= Bill Seward =

American sportscaster (1958–2022)

Bill Seward (June 26, 1958 – January 14, 2022) was an American broadcaster, actor, and coach. In addition to calling various professional and college sports in America, Seward has been “on the mic” for NBC’s Summer and Winter Olympic coverage, Rugby World Cup on NBC, Rugby World Cup Sevens on NBC Sports Network, Varsity Cup, Red Bull Cliff Diving World Series, FIS Alpine Skiing World Cup, FIS Nordic Skiing World Cup, European Figure Skating Championships, FINA Synchronized Swimming World Cup, Vuelta a Espana, Eneco Cycling Tour, Tour of Belgium, Tour of Norway, 4 Days of Dunkirk, Paris Marathon, IBU Biathlon World Championships, Tour de Ski and the Four Hills World Cup ski jumping event. Seward is the host of "Robot Wars" on Discovery Science and has appeared on NBC’s "Early Today" along with programs on MSNBC, CNBC, USA Network, Universal Sports and the horse racing networks HRTV and TVG.

== Broadcasting career ==
At CBS Radio in Los Angeles, Seward has earned several Golden Mikes and multiple "Best Radio Anchor Staff" awards, the top honor presented by the Southern California Sports Broadcasters. He also anchored pregame segments on the Dodgers Radio Network and hosted the postgame call-in show, Dodger Talk. Seward has been voted "Top Sports Update Anchor" a record 13 times by the Los Angeles Daily News.

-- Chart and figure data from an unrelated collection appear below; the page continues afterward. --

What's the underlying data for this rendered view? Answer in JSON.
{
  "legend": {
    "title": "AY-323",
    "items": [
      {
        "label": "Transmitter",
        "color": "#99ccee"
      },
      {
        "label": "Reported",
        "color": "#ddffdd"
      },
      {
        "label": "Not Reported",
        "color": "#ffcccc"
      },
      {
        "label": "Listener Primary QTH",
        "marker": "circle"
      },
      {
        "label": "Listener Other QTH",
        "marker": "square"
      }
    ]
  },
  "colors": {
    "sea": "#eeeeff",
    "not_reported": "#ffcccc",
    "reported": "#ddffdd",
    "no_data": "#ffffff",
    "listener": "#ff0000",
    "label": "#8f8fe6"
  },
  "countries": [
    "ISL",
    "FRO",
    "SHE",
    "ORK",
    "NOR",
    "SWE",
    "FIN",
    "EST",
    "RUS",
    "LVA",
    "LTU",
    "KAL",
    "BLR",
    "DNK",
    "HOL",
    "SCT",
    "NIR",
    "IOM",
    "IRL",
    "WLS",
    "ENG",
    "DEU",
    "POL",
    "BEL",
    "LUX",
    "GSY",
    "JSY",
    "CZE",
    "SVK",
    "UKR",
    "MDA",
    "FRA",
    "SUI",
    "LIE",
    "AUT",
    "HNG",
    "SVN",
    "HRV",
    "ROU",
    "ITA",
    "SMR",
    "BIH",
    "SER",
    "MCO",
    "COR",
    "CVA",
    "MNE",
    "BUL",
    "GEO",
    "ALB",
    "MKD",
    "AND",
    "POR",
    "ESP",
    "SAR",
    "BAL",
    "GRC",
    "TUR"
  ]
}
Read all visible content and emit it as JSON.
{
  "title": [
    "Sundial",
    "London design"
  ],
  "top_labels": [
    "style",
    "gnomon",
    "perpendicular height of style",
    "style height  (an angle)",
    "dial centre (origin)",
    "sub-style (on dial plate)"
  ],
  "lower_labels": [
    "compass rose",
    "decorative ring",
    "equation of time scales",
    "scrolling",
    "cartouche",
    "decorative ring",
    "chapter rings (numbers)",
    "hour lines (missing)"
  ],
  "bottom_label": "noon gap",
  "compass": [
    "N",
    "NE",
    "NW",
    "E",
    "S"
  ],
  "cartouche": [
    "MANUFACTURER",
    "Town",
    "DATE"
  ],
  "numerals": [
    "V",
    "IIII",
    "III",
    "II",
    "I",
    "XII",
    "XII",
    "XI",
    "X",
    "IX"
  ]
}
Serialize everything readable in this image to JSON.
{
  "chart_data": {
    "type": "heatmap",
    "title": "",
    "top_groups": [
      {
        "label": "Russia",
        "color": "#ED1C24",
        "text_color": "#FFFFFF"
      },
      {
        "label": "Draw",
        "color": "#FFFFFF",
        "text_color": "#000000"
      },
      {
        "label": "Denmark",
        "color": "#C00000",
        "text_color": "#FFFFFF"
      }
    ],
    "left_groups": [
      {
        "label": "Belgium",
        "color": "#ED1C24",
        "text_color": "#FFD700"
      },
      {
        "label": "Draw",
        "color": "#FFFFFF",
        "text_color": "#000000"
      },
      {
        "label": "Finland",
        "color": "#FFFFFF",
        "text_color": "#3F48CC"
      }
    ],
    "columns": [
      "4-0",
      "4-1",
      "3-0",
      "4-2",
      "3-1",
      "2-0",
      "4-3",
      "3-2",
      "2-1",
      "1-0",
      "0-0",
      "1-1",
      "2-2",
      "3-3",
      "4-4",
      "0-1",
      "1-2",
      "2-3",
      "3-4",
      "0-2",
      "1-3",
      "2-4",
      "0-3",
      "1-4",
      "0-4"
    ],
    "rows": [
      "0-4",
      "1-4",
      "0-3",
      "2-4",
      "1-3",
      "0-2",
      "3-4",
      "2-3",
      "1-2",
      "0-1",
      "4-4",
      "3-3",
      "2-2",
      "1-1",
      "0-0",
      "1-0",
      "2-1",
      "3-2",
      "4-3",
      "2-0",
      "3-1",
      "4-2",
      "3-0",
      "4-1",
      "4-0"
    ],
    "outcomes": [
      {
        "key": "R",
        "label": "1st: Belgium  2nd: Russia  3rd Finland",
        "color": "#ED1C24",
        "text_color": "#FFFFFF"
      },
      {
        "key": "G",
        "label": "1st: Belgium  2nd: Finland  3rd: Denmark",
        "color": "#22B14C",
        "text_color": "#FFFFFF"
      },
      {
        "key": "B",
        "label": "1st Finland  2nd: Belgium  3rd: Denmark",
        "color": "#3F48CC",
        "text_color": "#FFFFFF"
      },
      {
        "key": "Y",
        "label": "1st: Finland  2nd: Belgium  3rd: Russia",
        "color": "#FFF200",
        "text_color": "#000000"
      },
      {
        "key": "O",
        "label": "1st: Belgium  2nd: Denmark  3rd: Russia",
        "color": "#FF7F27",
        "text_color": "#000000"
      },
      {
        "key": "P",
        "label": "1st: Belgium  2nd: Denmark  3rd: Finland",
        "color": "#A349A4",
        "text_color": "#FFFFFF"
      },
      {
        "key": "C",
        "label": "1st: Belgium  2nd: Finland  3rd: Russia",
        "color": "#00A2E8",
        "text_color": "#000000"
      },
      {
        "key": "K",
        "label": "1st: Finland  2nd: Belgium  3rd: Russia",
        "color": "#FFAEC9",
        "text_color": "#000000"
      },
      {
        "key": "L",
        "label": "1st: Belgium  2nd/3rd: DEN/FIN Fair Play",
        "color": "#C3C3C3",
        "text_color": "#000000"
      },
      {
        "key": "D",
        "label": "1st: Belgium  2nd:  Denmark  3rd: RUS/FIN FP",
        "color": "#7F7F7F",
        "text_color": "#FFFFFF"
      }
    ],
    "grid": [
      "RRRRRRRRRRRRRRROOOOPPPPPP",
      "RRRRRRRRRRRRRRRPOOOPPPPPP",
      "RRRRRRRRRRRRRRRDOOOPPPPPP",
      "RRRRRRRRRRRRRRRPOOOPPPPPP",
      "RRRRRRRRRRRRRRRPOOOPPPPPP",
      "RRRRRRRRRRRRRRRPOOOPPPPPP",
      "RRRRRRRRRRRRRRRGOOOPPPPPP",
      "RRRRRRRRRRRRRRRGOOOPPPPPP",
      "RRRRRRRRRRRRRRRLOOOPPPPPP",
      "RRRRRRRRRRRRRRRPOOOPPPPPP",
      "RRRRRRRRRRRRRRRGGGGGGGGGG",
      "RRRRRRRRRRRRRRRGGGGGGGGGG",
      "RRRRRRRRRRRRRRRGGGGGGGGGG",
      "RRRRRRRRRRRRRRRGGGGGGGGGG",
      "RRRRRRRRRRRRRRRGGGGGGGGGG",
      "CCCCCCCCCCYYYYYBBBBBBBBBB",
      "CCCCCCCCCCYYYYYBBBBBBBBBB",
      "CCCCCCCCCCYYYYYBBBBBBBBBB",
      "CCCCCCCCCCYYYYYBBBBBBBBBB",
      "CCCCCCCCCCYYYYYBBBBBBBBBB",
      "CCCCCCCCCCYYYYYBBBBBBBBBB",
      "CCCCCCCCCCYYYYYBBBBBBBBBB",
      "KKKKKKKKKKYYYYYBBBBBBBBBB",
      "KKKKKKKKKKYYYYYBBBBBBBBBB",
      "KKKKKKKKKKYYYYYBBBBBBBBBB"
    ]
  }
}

He previously anchored at ESPN on such shows as SportsCenter, ESPNEWS, and 2Day at the Races. He was also part of ESPN's coverage of the 1984 Summer Olympic Games in Los Angeles. While at ESPN, Seward was a regular contributor to ABC World News This Morning. Seward was the Sports Director at KVIQ in Eureka, California. He also worked for KTIE in Oxnard, California, and WNHT in Concord, New Hampshire before returning to his hometown to become an award-winning anchor at KCBS-TV and KNX-AM in Los Angeles.

== Acting ==
In addition to his broadcasting career, Seward has been featured in Danny Boyle's Steve Jobs, Dan Gilroy's Nightcrawler, David Fincher’s Zodiac and Jay Roach's Recount, along with appearances on television shows Modern Family, I'm Dying Up Here, It's Always Sunny In Philadelphia, Scandal, Key & Peele, Revenge, Touch, Monk, Everybody Hates Chris, Medium, Numbers, and several others. Seward is also the host of Sega's popular video game, Virtua Fighter 5.

== Personal life ==
A graduate of Loyola Marymount University, Seward was the youngest head football coach in the nation at Saint Bernard High School in Playa del Rey, California, where he was honored as "Bay Area Coach of the Year." Seward coached at Saint Bernard and at Notre Dame High School in Sherman Oaks, California, and had the privilege of working with several future MLB, NBA and NFL players.

Seward died on January 14, 2022, at the age of 63.